Welbeck praised his team but refused to be drawn on Wenger's future, saying "It was a great team performance ... The manager is his own man and he makes his own decision and the board will make the right decision so I can't comment on that." Wenger himself focused on his team's display: "We had an outstanding performance from the first minute onwards. This team has suffered. They've united and responded." Chelsea goalkeeper Courtois refused to blame Moses for the defeat: "We are obviously disappointed but I want to say congratulations to Arsenal. They played a good game ... we went down to 10 men and the red card was correct.

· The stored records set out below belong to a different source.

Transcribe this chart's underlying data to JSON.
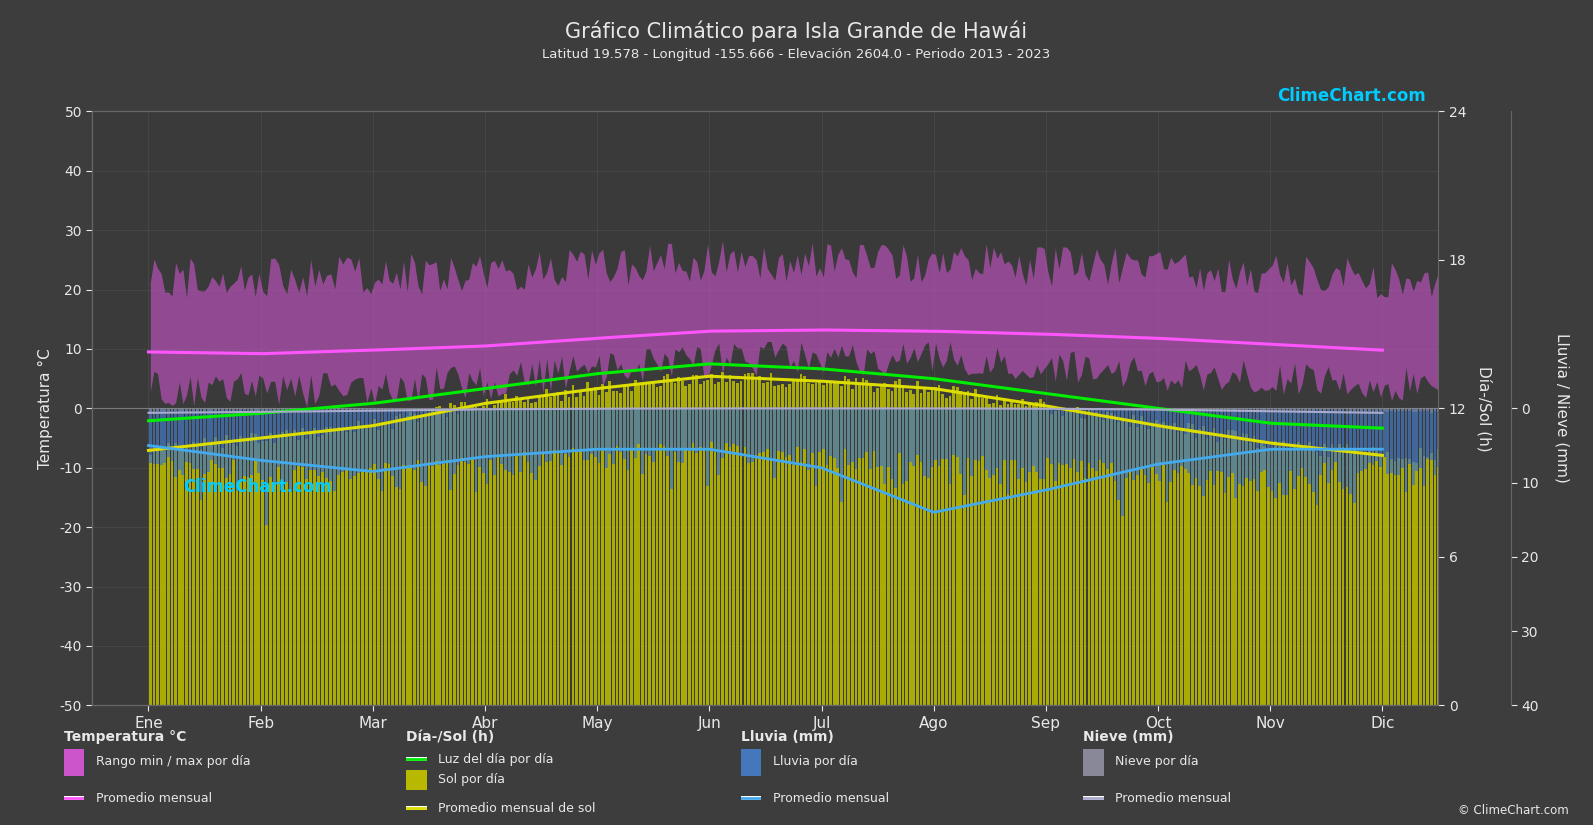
{
  "title": "Gráfico Climático para Isla Grande de Hawái",
  "subtitle": "Latitud 19.578 - Longitud -155.666 - Elevación 2604.0 - Periodo 2013 - 2023",
  "months": [
    "Ene",
    "Feb",
    "Mar",
    "Abr",
    "May",
    "Jun",
    "Jul",
    "Ago",
    "Sep",
    "Oct",
    "Nov",
    "Dic"
  ],
  "temp_avg": [
    9.5,
    9.2,
    9.8,
    10.5,
    11.8,
    13.0,
    13.2,
    13.0,
    12.5,
    11.8,
    10.8,
    9.8
  ],
  "temp_max_avg": [
    22.0,
    22.0,
    22.5,
    23.0,
    24.0,
    24.8,
    24.8,
    24.8,
    24.0,
    23.5,
    22.5,
    22.0
  ],
  "temp_min_avg": [
    3.5,
    3.0,
    3.5,
    4.5,
    6.5,
    8.0,
    8.5,
    8.5,
    7.5,
    6.0,
    5.0,
    4.0
  ],
  "daily_max_noise": 3.5,
  "daily_min_noise": 3.0,
  "daylight": [
    11.5,
    11.8,
    12.2,
    12.8,
    13.4,
    13.8,
    13.6,
    13.2,
    12.6,
    12.0,
    11.4,
    11.2
  ],
  "sunshine": [
    10.3,
    10.8,
    11.3,
    12.2,
    12.8,
    13.3,
    13.1,
    12.8,
    12.1,
    11.3,
    10.6,
    10.1
  ],
  "rain_daily_avg_mm": [
    6.0,
    7.0,
    7.5,
    6.0,
    5.0,
    4.5,
    5.0,
    6.0,
    6.5,
    7.5,
    8.0,
    6.5
  ],
  "rain_monthly_avg_mm": [
    5.0,
    7.0,
    8.5,
    6.5,
    5.5,
    5.5,
    8.0,
    14.0,
    11.0,
    7.5,
    5.5,
    5.5
  ],
  "snow_daily_avg_mm": [
    0.8,
    0.6,
    0.4,
    0.2,
    0.05,
    0.0,
    0.0,
    0.0,
    0.05,
    0.2,
    0.5,
    0.8
  ],
  "snow_monthly_avg_mm": [
    1.5,
    1.2,
    0.8,
    0.3,
    0.1,
    0.0,
    0.0,
    0.0,
    0.1,
    0.4,
    1.0,
    1.5
  ],
  "bg_color": "#3d3d3d",
  "plot_bg_color": "#3a3a3a",
  "grid_color": "#555555",
  "text_color": "#e8e8e8",
  "temp_fill_color_top": "#d060d0",
  "temp_fill_color": "#cc55cc",
  "temp_line_color": "#ff55ff",
  "daylight_color": "#00ee00",
  "sunshine_fill_color": "#b8b800",
  "sunshine_line_color": "#dddd00",
  "rain_bar_color": "#4477bb",
  "rain_line_color": "#44aaee",
  "snow_bar_color": "#888899",
  "snow_line_color": "#aaaacc",
  "ylim": [
    -50,
    50
  ],
  "sol_axis_min": 0,
  "sol_axis_max": 24,
  "rain_axis_min": 0,
  "rain_axis_max": 40
}
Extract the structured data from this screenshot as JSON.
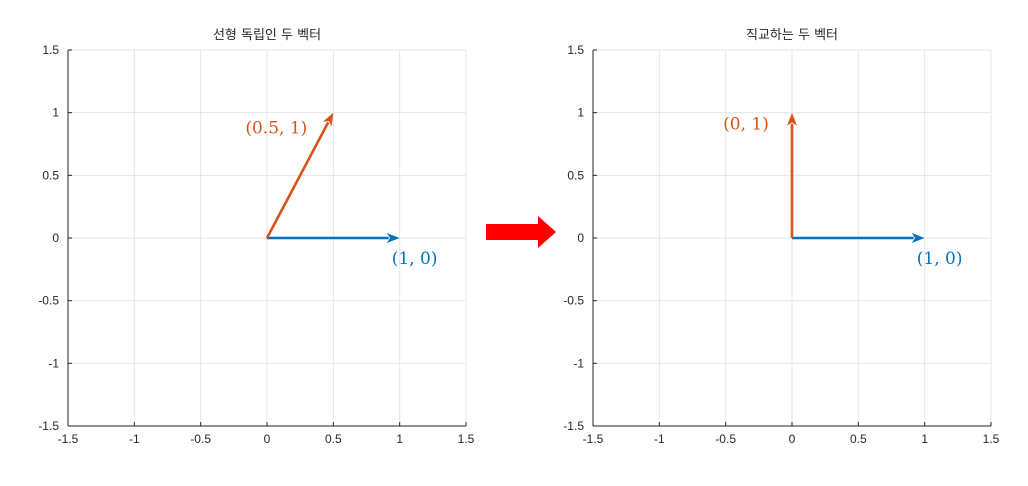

Victor Moses doesn't need to apologise." Losing manager Conte said he had been surprised by Arsenal and that his side had started poorly: "Arsenal started very well with great determination. They surprised us a bit but I repeat our first 25 minutes weren't good ... Our season was incredible to win the league in this way, it was great but now its important to look forward and to restart."